Post-change Validation
Always verify from client perspective, not just IIS Manager UI.
Lab: Configure SSL and HTTPS on IIS
Import cert, bind HTTPS, validate netsh binding, enforce redirect and HSTS.
🧒 Simple Explanation (ELI5)
Put a lock on your site door and make everyone use that lock.
🔧 Why Do We Need It?
- Protect credentials and tokens.
- Meet compliance requirements.
- Avoid browser trust warnings.
- Prevent downgrade attacks.
🌍 Real-world Analogy
Switching from postcard mail to sealed registered mail with identity verification.
⚙️ Technical Explanation
IIS HTTPS requires cert in LocalMachine\My with private key plus site binding and HTTP.sys sslcert mapping. Add HTTP→HTTPS redirect and HSTS header for strict transport.
📊 Visual Representation
HTTPS Setup
Import Cert
PFX in LocalMachine\My
Bind
*:443:hostname
Verify
netsh + curl
Enforce
301 + HSTS
⌨️ Commands / Syntax
PowerShell/cmd
$pass = ConvertTo-SecureString "P@ssw0rd" -AsPlainText -Force Import-PfxCertificate -FilePath C:\certs\site.pfx -CertStoreLocation Cert:\LocalMachine\My -Password $pass appcmd set site /site.name:"myapp" /+bindings.[protocol='https',bindingInformation='*:443:myapp.local'] netsh http show sslcert # test curl -vk https://myapp.local
💼 Example (Real-world Use Case)
Renewal runbook updates 20 SNI bindings and validates each host with scripted curl checks.
🧪 Hands-on
- Create/import test cert.
- Add HTTPS binding for test host.
- Verify cert thumbprint in netsh output.
- Add HTTP redirect rule.
- Add HSTS and re-test.
💡
🐛 Debugging Scenario
Failure: Browser still shows old cert.
- Check netsh sslcert thumbprint.
- Remove stale binding and re-add.
- Confirm SNI host is correct.
- Check intermediate cert chain.
- Retest with curl -v.
🎯 Interview Questions
Beginner
Where must IIS cert live?
LocalMachine\My with private key.
Why HSTS?
Forces future HTTPS and blocks protocol downgrade.
What is SNI?
TLS extension to host multiple certs on one IP:443.
What is cert thumbprint used for?
Unique identifier for ssl binding mapping.
What does cert chain mean?
Server cert + intermediates + trusted root path.
Intermediate
How to automate renewals on Windows?
Use win-acme scheduled renewals and post-check scripts.

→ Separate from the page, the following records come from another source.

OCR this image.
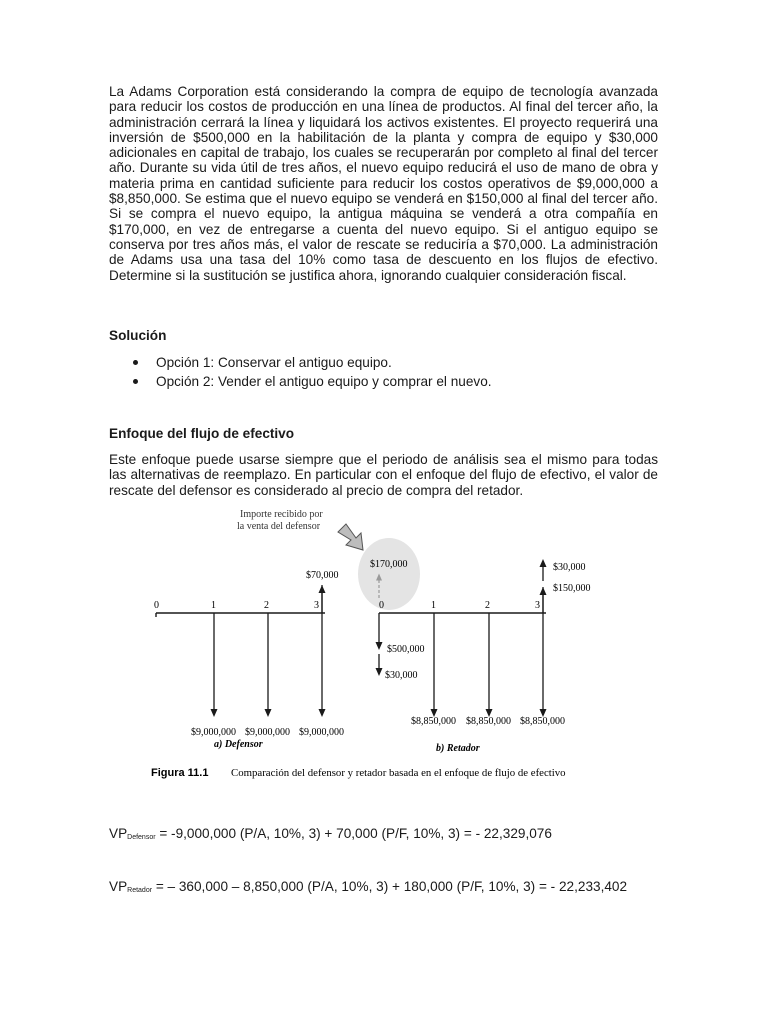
La Adams Corporation está considerando la compra de equipo de tecnología avanzada para reducir los costos de producción en una línea de productos. Al final del tercer año, la administración cerrará la línea y liquidará los activos existentes. El proyecto requerirá una inversión de $500,000 en la habilitación de la planta y compra de equipo y $30,000 adicionales en capital de trabajo, los cuales se recuperarán por completo al final del tercer año. Durante su vida útil de tres años, el nuevo equipo reducirá el uso de mano de obra y materia prima en cantidad suficiente para reducir los costos operativos de $9,000,000 a $8,850,000. Se estima que el nuevo equipo se venderá en $150,000 al final del tercer año. Si se compra el nuevo equipo, la antigua máquina se venderá a otra compañía en $170,000, en vez de entregarse a cuenta del nuevo equipo. Si el antiguo equipo se conserva por tres años más, el valor de rescate se reduciría a $70,000. La administración de Adams usa una tasa del 10% como tasa de descuento en los flujos de efectivo. Determine si la sustitución se justifica ahora, ignorando cualquier consideración fiscal.

Solución
Opción 1: Conservar el antiguo equipo.
Opción 2: Vender el antiguo equipo y comprar el nuevo.
Enfoque del flujo de efectivo

Este enfoque puede usarse siempre que el periodo de análisis sea el mismo para todas las alternativas de reemplazo. En particular con el enfoque del flujo de efectivo, el valor de rescate del defensor es considerado al precio de compra del retador.

Importe recibido por
la venta del defensor
0	1	2	3
$70,000
$9,000,000 $9,000,000 $9,000,000
a) Defensor
0	1	2	3
$170,000
$500,000
$30,000
$30,000
$150,000
$8,850,000 $8,850,000 $8,850,000
b) Retador
Figura 11.1 Comparación del defensor y retador basada en el enfoque de flujo de efectivo
$VP_{Defensor} = -9,000,000$ (P/A, 10%, 3) + 70,000 (P/F, 10%, 3) = - 22,329,076
$VP_{Retador}$ = – 360,000 – 8,850,000 (P/A, 10%, 3) + 180,000 (P/F, 10%, 3) = - 22,233,402
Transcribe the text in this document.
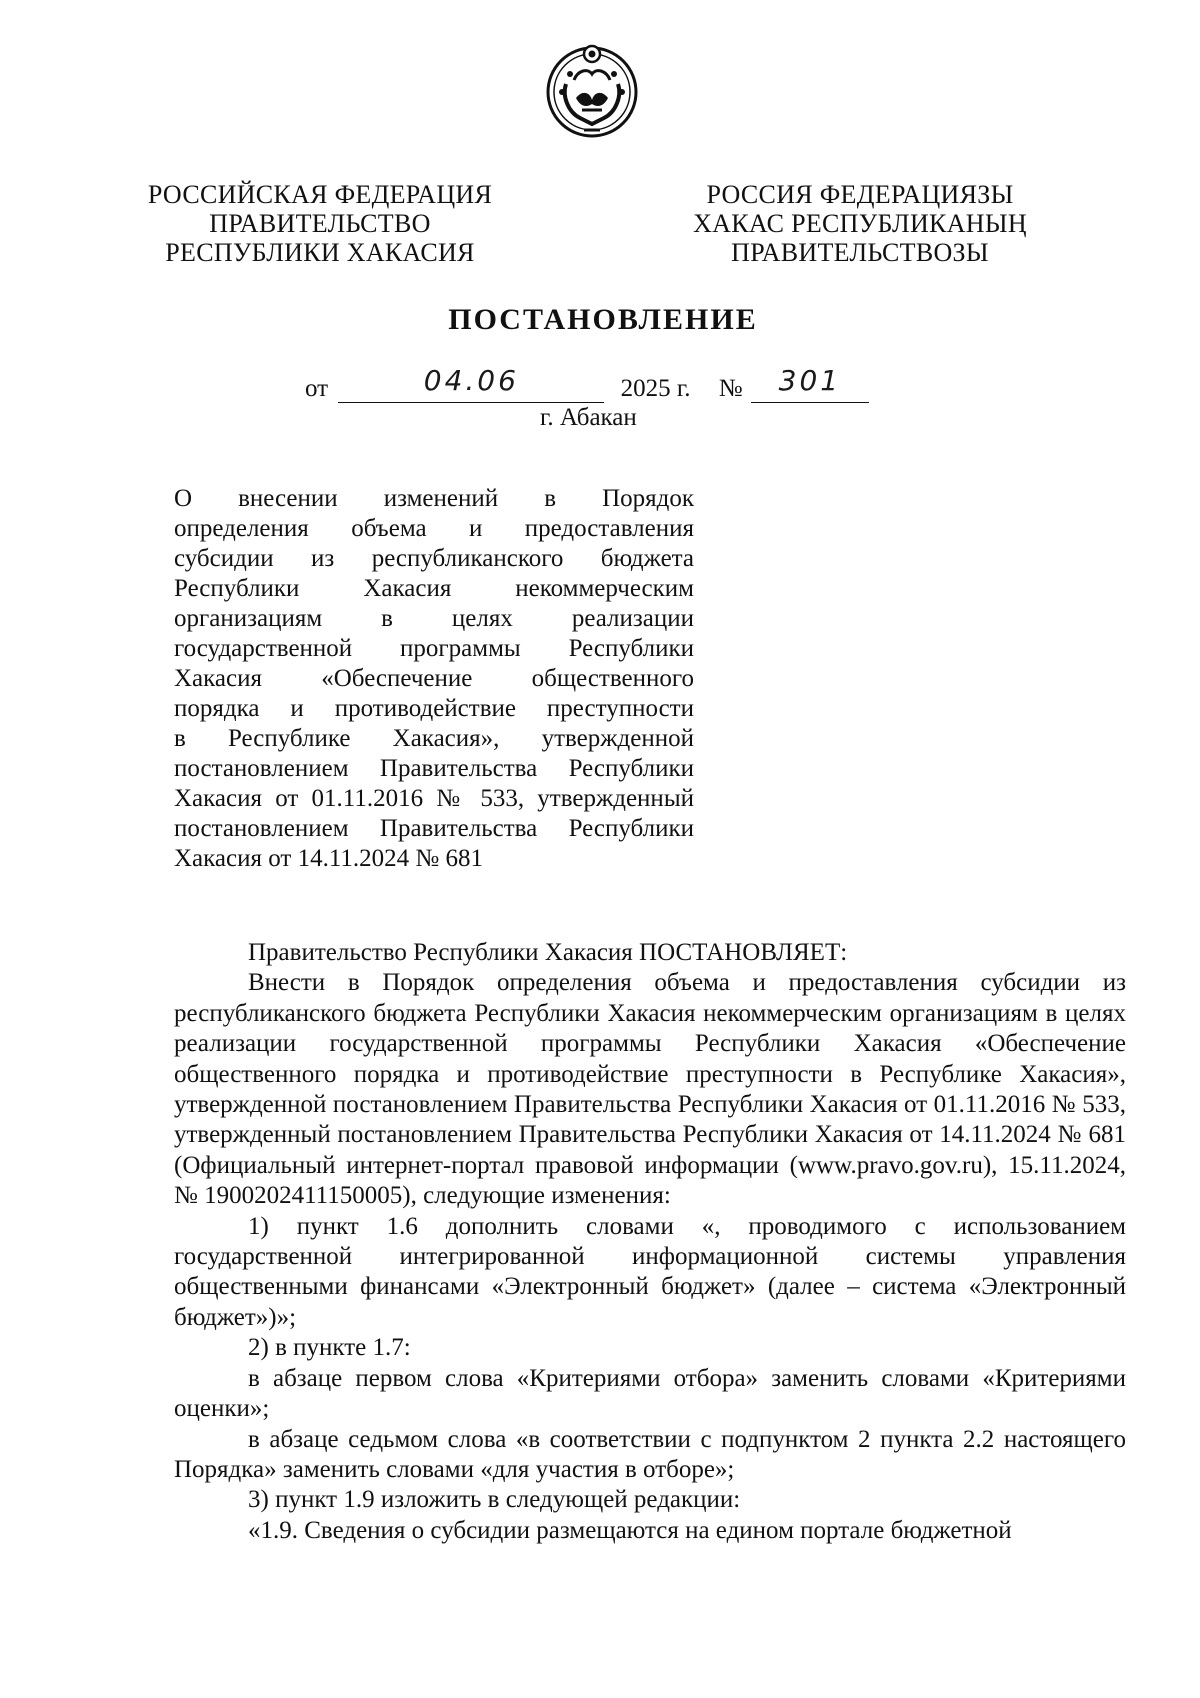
РОССИЙСКАЯ ФЕДЕРАЦИЯ
ПРАВИТЕЛЬСТВО
РЕСПУБЛИКИ ХАКАСИЯ
РОССИЯ ФЕДЕРАЦИЯЗЫ
ХАКАС РЕСПУБЛИКАНЫҢ
ПРАВИТЕЛЬСТВОЗЫ
ПОСТАНОВЛЕНИЕ
от	04.06	2025 г. №	301
г. Абакан
О внесении изменений в Порядок
определения объема и предоставления
субсидии из республиканского бюджета
Республики Хакасия некоммерческим
организациям в целях реализации
государственной программы Республики
Хакасия «Обеспечение общественного
порядка и противодействие преступности
в Республике Хакасия», утвержденной
постановлением Правительства Республики
Хакасия от 01.11.2016 № 533, утвержденный
постановлением Правительства Республики
Хакасия от 14.11.2024 № 681

Правительство Республики Хакасия ПОСТАНОВЛЯЕТ:

Внести в Порядок определения объема и предоставления субсидии из республиканского бюджета Республики Хакасия некоммерческим организациям в целях реализации государственной программы Республики Хакасия «Обеспечение общественного порядка и противодействие преступности в Республике Хакасия», утвержденной постановлением Правительства Республики Хакасия от 01.11.2016 № 533, утвержденный постановлением Правительства Республики Хакасия от 14.11.2024 № 681 (Официальный интернет-портал правовой информации (www.pravo.gov.ru), 15.11.2024, № 1900202411150005), следующие изменения:

1) пункт 1.6 дополнить словами «, проводимого с использованием государственной интегрированной информационной системы управления общественными финансами «Электронный бюджет» (далее – система «Электронный бюджет»)»;

2) в пункте 1.7:

в абзаце первом слова «Критериями отбора» заменить словами «Критериями оценки»;

в абзаце седьмом слова «в соответствии с подпунктом 2 пункта 2.2 настоящего Порядка» заменить словами «для участия в отборе»;

3) пункт 1.9 изложить в следующей редакции:

«1.9. Сведения о субсидии размещаются на едином портале бюджетной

Why can UI show new cert while clients see old?
Stale HTTP.sys sslcert binding still points to old thumbprint.
How to test protocol/cipher quickly?
Use SSL Labs plus local schannel/curl checks.
When use wildcard vs SAN cert?
Wildcard for many subdomains; SAN for explicit host list including root.
How to avoid redirect loops?
Condition redirect only when HTTPS is off.
Scenario-based
Cert valid but warning persists.
Check hostname mismatch or missing intermediate cert.
Multiple sites wrong cert after migration.
Review SNI bindings and hostname-specific sslcert mappings.
TLS 1.0 disabled broke legacy client.
Use temporary isolated compatibility endpoint and upgrade plan.
How to verify each host in batch?
Script curl/Invoke-WebRequest per hostname and parse cert dates.
HSTS rollout risk?
Ensure all subdomains support HTTPS before includeSubDomains/preload.
🌐 Real-world Usage
This is a recurring monthly/quarterly operational activity in every IIS estate.
📝 Summary
Correct HTTPS on IIS means cert import, binding correctness, validation, and strict transport enforcement.